While I was writing Caskets & Conspiracies it became necessary to research memory implantation and false memories. While I was doing that research, I came across this article. It is found at and it deals with two scientists that have successfully implanted a memory in a mouse. 

 "The observation culminated more than two years of a long-shot research effort and supported an extraordinary hypothesis: Not only was it possible to identify brain cells involved in the encoding of a single memory, but those specific cells could be manipulated to create a whole new “memory” of an event that never happened."

Now the psychology lover in me is really excited by this information. Really Excited. Yes, it is just a mouse, but let me tell you that's where it all starts. The idea that we could actually pinpoint a memory and rewrite it is almost God-like in its application. 

That's where the non-scientific side of me becomes more than a little nervous. We could rewrite memories. 

Think about that for a second. 
We could rewrite memories. 

Yes, there are situations where this could be more than practical. There are certain events in a person's life that have the ability to break them. Could we undo a psychotic break if the memory of whatever event triggered it was erased? What about young children that live through horrible abuse? Could we overwrite those memories with new ones that could potentially shape a happier future? 

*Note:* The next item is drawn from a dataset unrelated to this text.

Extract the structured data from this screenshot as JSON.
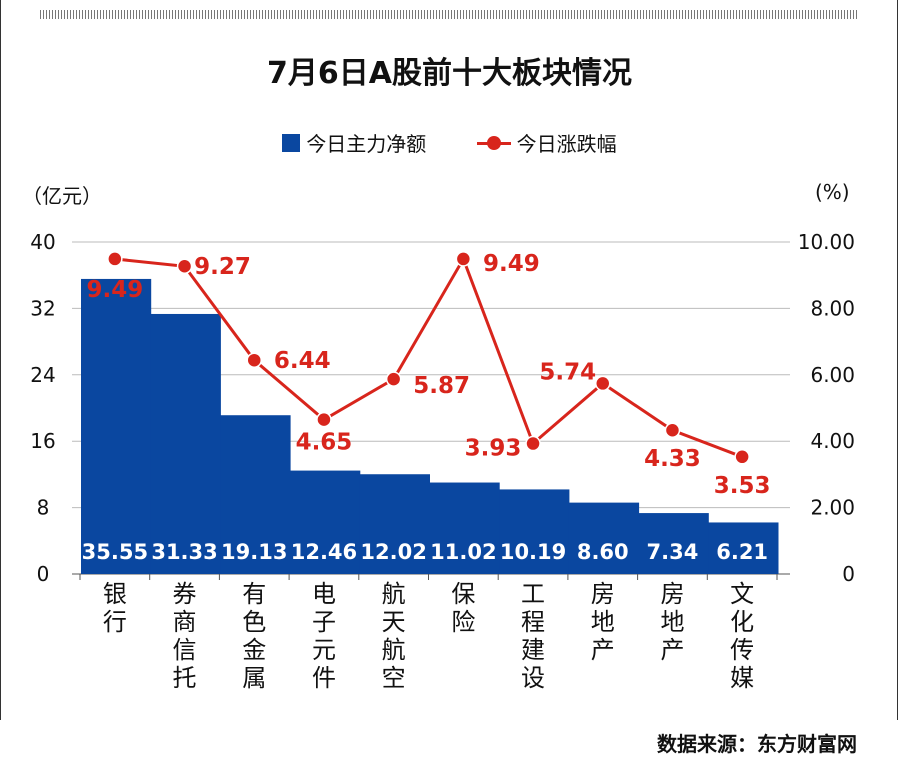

But- What about the other side. We are our memories. History is just a collection of memories. If someone had the power to rewrite new memories in the masses, what would stop them from rewriting history? 

I know. It would make a good book right? But this is real. All of this could eventually become very real in the future. It all starts with that little white mouse and curiosity.

The article points out, "Though the work so far has been done on lab mice, the duo’s discoveries open a deeper line of thought into human nature. If memories can be manipulated at will, what does it mean to have a past? If we can erase a bad memory, or create a good one, how do we develop a true sense of self? “Memory is identity,” the British author Julian Barnes writes in his memoir Nothing to Be Frightened Of. “You are what you have done; what you have done is in your memory; what you remember defines who you are.”

As a writer, the idea opened a world for me and I ran with it. I am excited to share Lindy Johnson's first adventure "Caskets & Conspiracies" with the world in the very new future. 

But first I want to hear from you. I asked this question on my Facebook Page, but I want to ask it here as well. 

If you had the ability to erase and rewrite a memory, would you do it?

Most people said no they would not. 

Then I asked my second question.

If your child endured a traumatizing event, one that would change the course of their life, would erase and rewrite their memory?

That was where the answers differed. But what do you think?